クリアファイルのその中は

何気ない毎日は、何気なく良い。

生きていた証・生きていく証

2012-12-09 23:37:53 | 日記
愛犬「むと」は、長男が出かける時だけ必ず吠える。

「うるさい!」と長男が怒鳴る。

玄関のドアが閉まるとピタっと鳴きやむ。

これがいつもの我が家の朝。


チャイムが鳴ると大音量で吠える。

だからチャイムが鳴ると反射的に次男が飛びあがり、むとをなだめる。

どんなに躾てもチャイムの反応だけは直らなかった。



でも今は、息子が出かけようと、チャイムが鳴ろうと、むとは吠えない。

12月4日、あまりにも突然に静かにむとは逝ってしまった。


何気に受けた9月の健康診断で、重篤の腎不全と診断された。

「長くは生きられません」と通告されたが、驚くほど元気で、病気だとは信じられないほどだった。
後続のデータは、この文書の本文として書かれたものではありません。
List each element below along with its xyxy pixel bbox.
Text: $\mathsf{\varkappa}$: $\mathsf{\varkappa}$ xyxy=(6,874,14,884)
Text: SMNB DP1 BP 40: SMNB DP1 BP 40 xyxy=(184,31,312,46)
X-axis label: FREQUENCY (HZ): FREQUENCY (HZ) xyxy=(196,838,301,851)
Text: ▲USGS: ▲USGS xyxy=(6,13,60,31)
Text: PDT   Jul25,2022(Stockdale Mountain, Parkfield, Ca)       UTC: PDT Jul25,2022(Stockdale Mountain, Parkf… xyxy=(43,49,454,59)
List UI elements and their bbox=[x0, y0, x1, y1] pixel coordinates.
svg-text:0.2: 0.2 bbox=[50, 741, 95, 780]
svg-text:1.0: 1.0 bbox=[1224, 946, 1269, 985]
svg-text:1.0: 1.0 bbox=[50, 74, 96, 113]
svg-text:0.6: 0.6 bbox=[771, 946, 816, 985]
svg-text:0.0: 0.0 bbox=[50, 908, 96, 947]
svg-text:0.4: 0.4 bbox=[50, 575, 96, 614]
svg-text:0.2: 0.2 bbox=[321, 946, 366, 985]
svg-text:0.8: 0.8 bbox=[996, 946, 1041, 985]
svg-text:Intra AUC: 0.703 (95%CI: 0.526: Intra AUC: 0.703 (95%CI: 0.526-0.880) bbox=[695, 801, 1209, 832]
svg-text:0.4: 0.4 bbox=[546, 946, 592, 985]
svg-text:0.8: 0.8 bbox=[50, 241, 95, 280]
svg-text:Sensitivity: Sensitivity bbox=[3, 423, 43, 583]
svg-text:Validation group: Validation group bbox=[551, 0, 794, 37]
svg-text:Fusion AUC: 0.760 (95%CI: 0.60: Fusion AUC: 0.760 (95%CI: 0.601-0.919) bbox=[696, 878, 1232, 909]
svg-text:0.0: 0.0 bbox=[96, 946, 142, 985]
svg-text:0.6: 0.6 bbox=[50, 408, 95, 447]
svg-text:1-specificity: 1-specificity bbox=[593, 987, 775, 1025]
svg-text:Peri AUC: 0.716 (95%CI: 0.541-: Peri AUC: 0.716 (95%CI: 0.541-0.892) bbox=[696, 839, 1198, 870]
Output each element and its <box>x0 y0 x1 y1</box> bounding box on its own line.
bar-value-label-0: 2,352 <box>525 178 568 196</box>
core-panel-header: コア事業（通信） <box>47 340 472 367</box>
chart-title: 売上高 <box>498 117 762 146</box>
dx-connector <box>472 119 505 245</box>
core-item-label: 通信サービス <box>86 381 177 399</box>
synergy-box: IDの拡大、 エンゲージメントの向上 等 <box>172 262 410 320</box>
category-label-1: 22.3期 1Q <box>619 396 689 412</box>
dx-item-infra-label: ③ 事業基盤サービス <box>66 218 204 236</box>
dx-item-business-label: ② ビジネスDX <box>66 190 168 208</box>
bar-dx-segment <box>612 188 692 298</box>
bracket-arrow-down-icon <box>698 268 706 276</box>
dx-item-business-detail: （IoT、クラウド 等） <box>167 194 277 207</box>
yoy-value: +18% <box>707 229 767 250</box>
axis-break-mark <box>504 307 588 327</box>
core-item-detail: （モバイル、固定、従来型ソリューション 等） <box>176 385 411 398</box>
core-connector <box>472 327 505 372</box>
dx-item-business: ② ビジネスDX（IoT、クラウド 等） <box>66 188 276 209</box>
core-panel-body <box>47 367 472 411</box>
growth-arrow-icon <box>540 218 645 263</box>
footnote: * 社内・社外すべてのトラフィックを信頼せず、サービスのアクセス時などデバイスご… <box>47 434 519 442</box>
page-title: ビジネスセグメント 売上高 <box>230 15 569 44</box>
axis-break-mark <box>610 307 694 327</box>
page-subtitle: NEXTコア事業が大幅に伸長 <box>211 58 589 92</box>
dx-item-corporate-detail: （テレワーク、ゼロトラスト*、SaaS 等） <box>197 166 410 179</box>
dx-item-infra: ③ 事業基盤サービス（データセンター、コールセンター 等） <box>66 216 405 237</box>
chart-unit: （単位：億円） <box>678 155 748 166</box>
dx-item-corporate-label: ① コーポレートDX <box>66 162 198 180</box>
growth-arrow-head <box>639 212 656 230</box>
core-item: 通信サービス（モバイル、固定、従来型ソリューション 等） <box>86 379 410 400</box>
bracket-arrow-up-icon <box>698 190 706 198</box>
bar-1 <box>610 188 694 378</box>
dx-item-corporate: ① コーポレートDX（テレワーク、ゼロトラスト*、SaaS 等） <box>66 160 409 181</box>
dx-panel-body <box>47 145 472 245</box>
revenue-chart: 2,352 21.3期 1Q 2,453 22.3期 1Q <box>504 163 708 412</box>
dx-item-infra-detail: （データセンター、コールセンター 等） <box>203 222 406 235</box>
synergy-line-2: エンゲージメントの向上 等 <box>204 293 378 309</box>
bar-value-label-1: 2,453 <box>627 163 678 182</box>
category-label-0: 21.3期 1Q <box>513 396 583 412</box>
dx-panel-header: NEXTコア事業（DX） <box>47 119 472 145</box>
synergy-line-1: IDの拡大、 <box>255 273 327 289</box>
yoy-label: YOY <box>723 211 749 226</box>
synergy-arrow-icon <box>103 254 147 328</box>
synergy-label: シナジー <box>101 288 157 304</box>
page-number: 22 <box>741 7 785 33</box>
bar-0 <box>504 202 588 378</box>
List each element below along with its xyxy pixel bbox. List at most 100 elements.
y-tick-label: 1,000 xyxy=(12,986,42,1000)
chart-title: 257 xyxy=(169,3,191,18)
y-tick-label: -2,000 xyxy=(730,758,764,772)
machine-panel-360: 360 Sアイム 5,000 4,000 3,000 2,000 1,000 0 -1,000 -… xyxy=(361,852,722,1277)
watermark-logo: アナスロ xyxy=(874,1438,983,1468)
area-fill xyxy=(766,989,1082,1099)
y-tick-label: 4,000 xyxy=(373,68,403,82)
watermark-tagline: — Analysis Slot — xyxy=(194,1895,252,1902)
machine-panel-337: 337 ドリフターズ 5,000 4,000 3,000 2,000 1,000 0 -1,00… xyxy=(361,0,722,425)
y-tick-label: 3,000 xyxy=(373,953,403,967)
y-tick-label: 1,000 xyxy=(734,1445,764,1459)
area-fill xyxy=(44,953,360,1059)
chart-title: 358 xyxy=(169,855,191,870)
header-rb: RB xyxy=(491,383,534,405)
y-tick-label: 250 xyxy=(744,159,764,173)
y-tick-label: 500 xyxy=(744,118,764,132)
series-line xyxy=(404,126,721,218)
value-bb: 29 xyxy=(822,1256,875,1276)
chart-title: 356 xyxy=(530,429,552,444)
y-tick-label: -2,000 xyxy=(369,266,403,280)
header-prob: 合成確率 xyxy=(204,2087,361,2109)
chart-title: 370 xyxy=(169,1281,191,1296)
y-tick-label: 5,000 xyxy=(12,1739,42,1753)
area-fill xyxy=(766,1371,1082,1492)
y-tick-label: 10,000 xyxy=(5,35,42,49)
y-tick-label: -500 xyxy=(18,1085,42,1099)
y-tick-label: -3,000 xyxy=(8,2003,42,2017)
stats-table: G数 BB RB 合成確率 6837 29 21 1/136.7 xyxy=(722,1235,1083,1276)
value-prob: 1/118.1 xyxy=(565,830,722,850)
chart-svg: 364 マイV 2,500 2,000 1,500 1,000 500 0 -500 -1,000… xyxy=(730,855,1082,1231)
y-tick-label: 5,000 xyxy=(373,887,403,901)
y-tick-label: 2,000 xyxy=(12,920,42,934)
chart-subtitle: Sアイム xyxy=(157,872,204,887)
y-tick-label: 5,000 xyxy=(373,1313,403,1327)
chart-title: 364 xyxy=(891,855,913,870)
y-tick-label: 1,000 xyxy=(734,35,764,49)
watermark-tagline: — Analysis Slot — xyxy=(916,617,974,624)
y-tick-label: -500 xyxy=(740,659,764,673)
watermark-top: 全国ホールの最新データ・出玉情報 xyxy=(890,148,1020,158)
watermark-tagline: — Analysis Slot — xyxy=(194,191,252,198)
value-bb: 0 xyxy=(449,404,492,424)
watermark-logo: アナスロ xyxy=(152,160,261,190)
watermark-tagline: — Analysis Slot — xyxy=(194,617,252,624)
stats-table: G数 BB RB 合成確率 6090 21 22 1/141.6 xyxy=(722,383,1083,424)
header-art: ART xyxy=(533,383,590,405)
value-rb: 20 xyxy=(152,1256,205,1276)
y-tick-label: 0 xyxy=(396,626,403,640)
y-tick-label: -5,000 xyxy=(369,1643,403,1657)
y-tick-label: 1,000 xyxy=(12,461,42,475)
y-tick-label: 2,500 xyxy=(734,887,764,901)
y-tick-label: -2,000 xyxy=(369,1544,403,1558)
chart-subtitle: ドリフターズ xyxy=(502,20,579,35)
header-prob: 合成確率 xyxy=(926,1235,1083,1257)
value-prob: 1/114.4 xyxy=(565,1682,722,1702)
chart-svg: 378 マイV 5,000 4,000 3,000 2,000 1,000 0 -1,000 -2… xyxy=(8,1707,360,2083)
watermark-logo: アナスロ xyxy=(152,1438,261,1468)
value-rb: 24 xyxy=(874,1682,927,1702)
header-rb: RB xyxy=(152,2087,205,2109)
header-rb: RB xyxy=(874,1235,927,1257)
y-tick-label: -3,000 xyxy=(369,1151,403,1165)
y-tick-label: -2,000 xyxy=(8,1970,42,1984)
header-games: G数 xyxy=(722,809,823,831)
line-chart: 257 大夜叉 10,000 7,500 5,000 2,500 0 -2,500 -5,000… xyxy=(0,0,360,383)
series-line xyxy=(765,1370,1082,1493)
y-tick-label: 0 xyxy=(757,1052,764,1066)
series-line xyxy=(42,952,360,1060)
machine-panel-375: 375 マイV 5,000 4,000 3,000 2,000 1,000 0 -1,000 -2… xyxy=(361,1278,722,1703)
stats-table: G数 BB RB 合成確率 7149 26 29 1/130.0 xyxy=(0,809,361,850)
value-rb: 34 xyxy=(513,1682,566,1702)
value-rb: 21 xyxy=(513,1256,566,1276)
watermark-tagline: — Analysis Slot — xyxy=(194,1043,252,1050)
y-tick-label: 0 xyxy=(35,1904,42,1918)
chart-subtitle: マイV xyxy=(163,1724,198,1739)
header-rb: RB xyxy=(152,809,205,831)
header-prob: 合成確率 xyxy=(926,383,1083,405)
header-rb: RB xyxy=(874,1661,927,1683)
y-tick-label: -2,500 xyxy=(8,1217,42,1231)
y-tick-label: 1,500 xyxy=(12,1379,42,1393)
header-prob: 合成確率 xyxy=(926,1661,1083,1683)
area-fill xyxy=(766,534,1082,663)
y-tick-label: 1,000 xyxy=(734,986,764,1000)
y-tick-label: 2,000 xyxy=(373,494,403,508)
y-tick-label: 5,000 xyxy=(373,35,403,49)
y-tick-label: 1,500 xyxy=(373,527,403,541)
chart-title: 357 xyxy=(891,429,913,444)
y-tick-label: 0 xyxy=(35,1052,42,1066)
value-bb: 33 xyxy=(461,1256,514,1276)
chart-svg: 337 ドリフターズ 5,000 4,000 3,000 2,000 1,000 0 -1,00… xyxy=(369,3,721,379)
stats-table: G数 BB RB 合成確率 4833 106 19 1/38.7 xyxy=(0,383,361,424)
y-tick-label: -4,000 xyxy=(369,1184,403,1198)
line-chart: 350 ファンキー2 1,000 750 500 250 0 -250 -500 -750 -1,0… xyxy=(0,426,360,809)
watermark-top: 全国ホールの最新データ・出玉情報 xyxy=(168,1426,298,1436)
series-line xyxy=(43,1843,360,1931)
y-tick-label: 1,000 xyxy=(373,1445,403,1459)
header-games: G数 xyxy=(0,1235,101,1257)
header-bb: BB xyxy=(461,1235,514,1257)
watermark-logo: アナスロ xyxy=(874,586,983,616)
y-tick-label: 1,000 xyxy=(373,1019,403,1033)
それが先週、急に食欲が無くなり、診察を受けたら点滴入院になった。


次男の大学入試の前日に入院し、翌日には退院できた。

家に帰ってからは眠ってばかりだったが、長男が出かける時は立ち上がり「わんわんわん」と吠えた。

「良かった~吠えたよ」と、いつも怒鳴る息子も今回ばかりはホッとして出かけて行った。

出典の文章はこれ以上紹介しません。